À quelques semaines de la rentrée scolaire, le climat se tend dans le secteur éducatif tchadien. Le Syndicat des enseignants du Tchad (SET), section de N’Djamena, interpelle directement le gouvernement sur trois dossiers qu’il juge prioritaires et dont l’issue pourrait peser lourdement sur la reprise des cours.
Réunis ce lundi 17 août dans les locaux du SET, à l’école du Centre Abdelkader Djibia, les responsables syndicaux ont fait part de leurs préoccupations au cours d’un point de presse. Au cœur de leurs revendications : le paiement du demi-salaire du mois de février, la signature du protocole d’accord lié au décret n°2850 ainsi que la levée du moratoire concernant les autorisations d’étude.
Pour le SET, ces questions ne peuvent plus être repoussées. Le syndicat demande des réponses concrètes et rapides de la part des autorités, alors que se profile la rentrée scolaire 2026-2027.
Face à l’absence de solutions sur ces différents dossiers, le secrétaire général du SET, section de N’Djamena, Abdelkader Djibia, a adopté un ton particulièrement ferme. Il estime que le gouvernement dispose désormais de peu de temps pour désamorcer la situation.
« La rentrée scolaire 2026-2027 sera hypothétique si nos revendications légitimes ne sont pas satisfaites dans un bref délai », a-t-il averti.
Une déclaration qui sonne comme un avertissement à quelques encablures de la reprise des activités scolaires.

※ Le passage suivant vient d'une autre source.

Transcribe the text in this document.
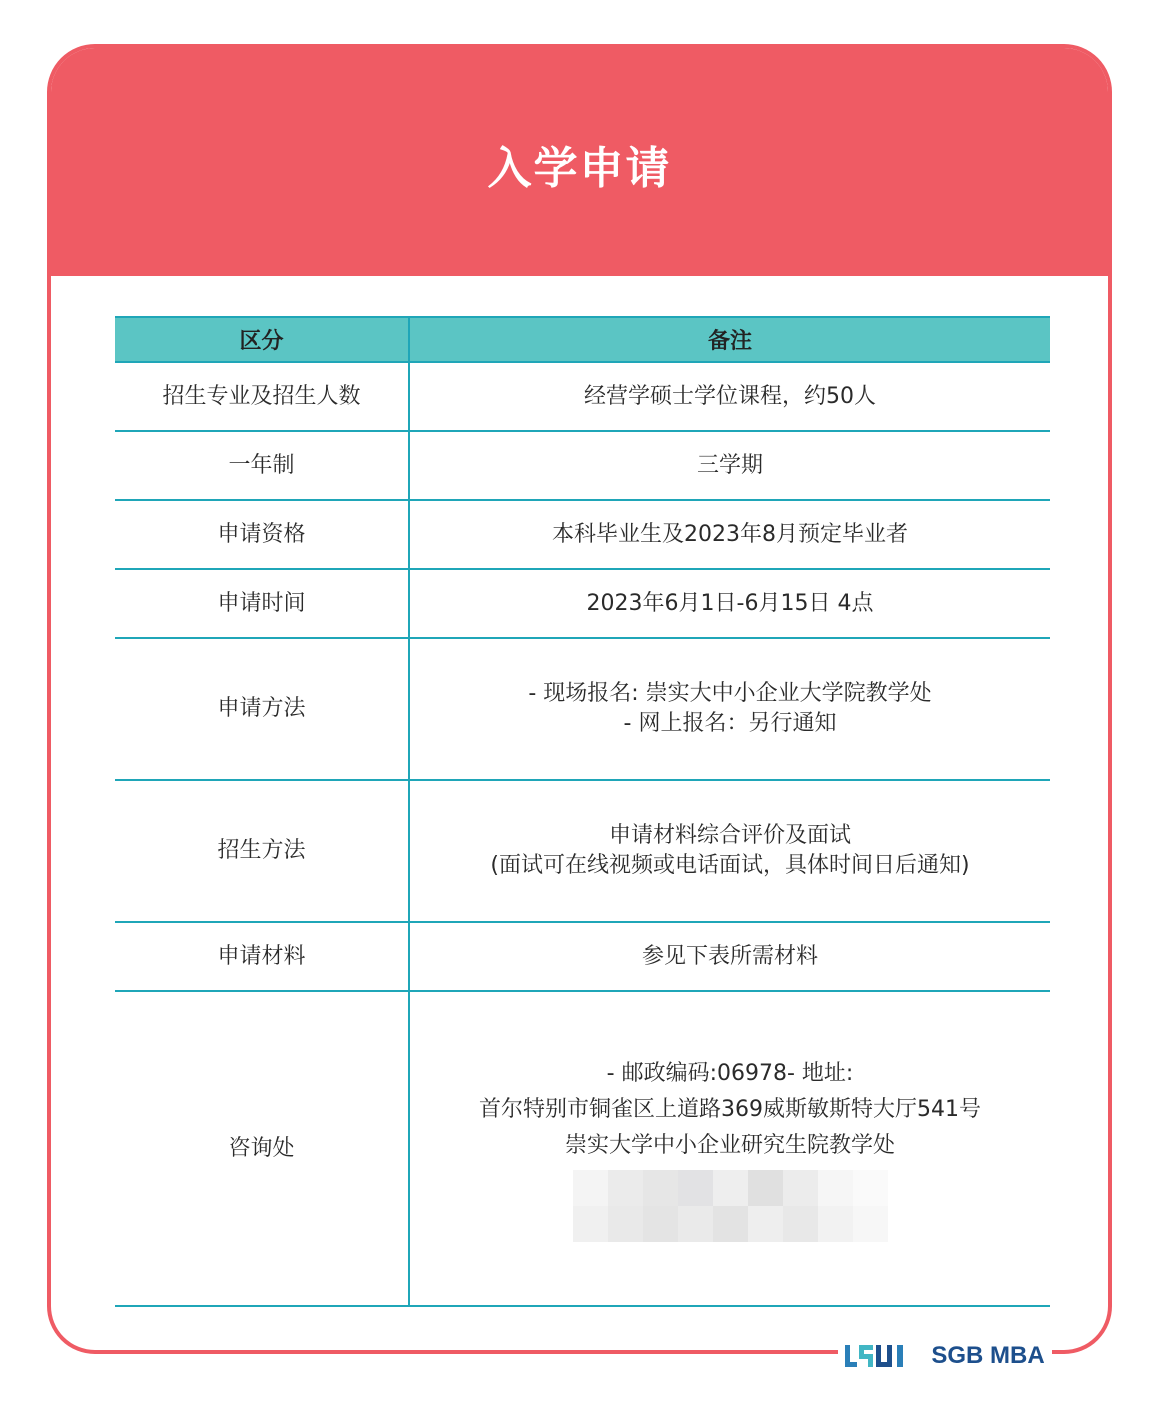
入学申请
区分	备注
招生专业及招生人数	经营学硕士学位课程，约50人

一年制	三学期

申请资格	本科毕业生及2023年8月预定毕业者

申请时间	2023年6月1日-6月15日 4点

申请方法	- 现场报名: 崇实大中小企业大学院教学处
- 网上报名：另行通知

招生方法	申请材料综合评价及面试
(面试可在线视频或电话面试，具体时间日后通知)

申请材料	参见下表所需材料

咨询处	- 邮政编码:06978- 地址:
首尔特别市铜雀区上道路369威斯敏斯特大厅541号
崇实大学中小企业研究生院教学处
SGB MBA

Pour les enseignants, le règlement de ces revendications constitue un préalable important pour restaurer la confiance et permettre une rentrée dans des conditions normales.
Le premier point concerne le paiement du demi-salaire du mois de février, une question financière que le SET place au premier rang de ses préoccupations.
Le syndicat réclame également la signature du protocole d’accord relatif au décret n°2850, considérée comme une étape nécessaire dans la concrétisation des engagements attendus par les enseignants.
Enfin, le SET demande la levée du moratoire sur les autorisations d’étude, autre dossier qui, selon les représentants syndicaux, nécessite une décision rapide des autorités compétentes.
À travers ce point de presse, le SET-N’Djamena entend ainsi maintenir la pression sur le gouvernement et obtenir des réponses avant l’ouverture officielle de la nouvelle année scolaire.
Alors que les élèves, les parents et les enseignants se préparent à reprendre le chemin des classes, l’enjeu dépasse désormais le seul cadre des revendications syndicales. C’est la capacité des différents acteurs à trouver un compromis dans les prochains jours qui pourrait déterminer le visage de la rentrée scolaire 2026-2027.
Le message du SET est donc sans ambiguïté : sans avancées rapides sur les trois revendications, la rentrée pourrait être sérieusement compromise.